Reversals like that are particularly disappointing after so many companies rushed to issue we-stand-with-you statements following the death of Floyd, employees and diversity advocates say.
Budget Cuts
Four years ago, as Black Lives Matter protests swept the nation, Microsoft also appeared to increase internal support for various DEI initiatives, including ERGs, said LaQuana Clary, a former engineer at the tech giant.
Then, that support seemed to waver, Clary said. She belonged to two Microsoft ERGs, one for women and another for Black people. Once the protests quieted down, the company began reducing funding for its ERGs and support for members to attend recruiting events, she said. Clary said she had to cover her airfare to attend a 2023 Nasdaq event in New York at which she was a speaker. In previous years, Microsoft would’ve footed most of the bill, she said.
“We started to get the message that budgets were getting cut,” said Clary, who lost her job in a big round of layoffs last year. “So, they would either have to cut back or raise funds. Like, cut meals. Ask people to bring their own food. We couldn’t have as many events.”

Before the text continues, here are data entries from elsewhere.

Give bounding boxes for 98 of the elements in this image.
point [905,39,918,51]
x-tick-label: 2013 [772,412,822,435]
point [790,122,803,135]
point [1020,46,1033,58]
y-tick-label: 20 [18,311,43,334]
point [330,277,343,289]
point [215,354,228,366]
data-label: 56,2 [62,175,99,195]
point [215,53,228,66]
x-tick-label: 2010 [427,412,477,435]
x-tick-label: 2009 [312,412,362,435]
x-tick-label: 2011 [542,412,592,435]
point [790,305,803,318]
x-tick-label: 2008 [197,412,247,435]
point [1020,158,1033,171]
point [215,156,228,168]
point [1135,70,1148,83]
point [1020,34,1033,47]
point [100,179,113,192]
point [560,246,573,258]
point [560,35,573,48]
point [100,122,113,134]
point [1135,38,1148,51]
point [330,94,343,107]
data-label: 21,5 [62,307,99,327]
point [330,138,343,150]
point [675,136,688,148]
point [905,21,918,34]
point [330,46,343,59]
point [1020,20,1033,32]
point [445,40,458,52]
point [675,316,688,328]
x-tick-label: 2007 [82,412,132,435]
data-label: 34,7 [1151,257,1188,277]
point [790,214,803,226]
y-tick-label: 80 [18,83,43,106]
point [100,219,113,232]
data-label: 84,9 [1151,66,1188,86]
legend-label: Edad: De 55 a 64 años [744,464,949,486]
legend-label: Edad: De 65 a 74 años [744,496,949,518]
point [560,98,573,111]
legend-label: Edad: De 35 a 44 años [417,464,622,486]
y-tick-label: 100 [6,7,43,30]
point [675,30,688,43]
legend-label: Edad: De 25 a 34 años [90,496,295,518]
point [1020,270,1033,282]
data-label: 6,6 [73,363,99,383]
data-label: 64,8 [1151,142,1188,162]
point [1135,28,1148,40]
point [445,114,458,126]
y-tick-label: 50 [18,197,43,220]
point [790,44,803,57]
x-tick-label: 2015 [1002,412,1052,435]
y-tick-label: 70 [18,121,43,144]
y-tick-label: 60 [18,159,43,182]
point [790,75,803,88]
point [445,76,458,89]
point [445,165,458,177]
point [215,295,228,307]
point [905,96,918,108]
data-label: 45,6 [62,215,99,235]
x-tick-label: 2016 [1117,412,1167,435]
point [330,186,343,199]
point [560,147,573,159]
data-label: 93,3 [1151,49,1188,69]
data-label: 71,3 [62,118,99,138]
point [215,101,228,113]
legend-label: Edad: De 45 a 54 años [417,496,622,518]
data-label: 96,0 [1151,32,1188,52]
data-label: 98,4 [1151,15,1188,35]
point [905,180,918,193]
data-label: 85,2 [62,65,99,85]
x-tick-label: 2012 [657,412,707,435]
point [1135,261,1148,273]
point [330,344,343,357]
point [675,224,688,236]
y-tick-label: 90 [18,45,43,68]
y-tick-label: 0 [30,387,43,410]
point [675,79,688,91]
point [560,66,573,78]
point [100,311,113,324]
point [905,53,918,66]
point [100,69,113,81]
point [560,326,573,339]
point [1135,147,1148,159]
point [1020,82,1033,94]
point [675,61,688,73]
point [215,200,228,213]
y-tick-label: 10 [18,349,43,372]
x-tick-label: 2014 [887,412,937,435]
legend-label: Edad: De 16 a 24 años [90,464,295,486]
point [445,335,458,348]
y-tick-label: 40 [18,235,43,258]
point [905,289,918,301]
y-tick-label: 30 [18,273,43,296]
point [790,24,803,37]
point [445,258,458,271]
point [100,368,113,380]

A spokesperson for Microsoft said the company hasn’t reduced its overall investment in ERGs, though it is prioritizing funding for events and activities with a higher return for members of the groups, such as mentorship programs.
Since leaving Block, Rios has found work at a gallery in Phoenix specializing in indigenous art. She looks back and wonders how things changed so quickly. The ERG for indigenous employees only had a budget of $2,000. But as part of her job, she occasionally spoke to Dorsey. She says she felt like she was helping people understand different perspectives and build a better workplace.
Seeing how quickly bosses can change course was a tough lesson, Rios said.
“People now may be more reluctant to join ERGs, especially to lead them,’’ she said.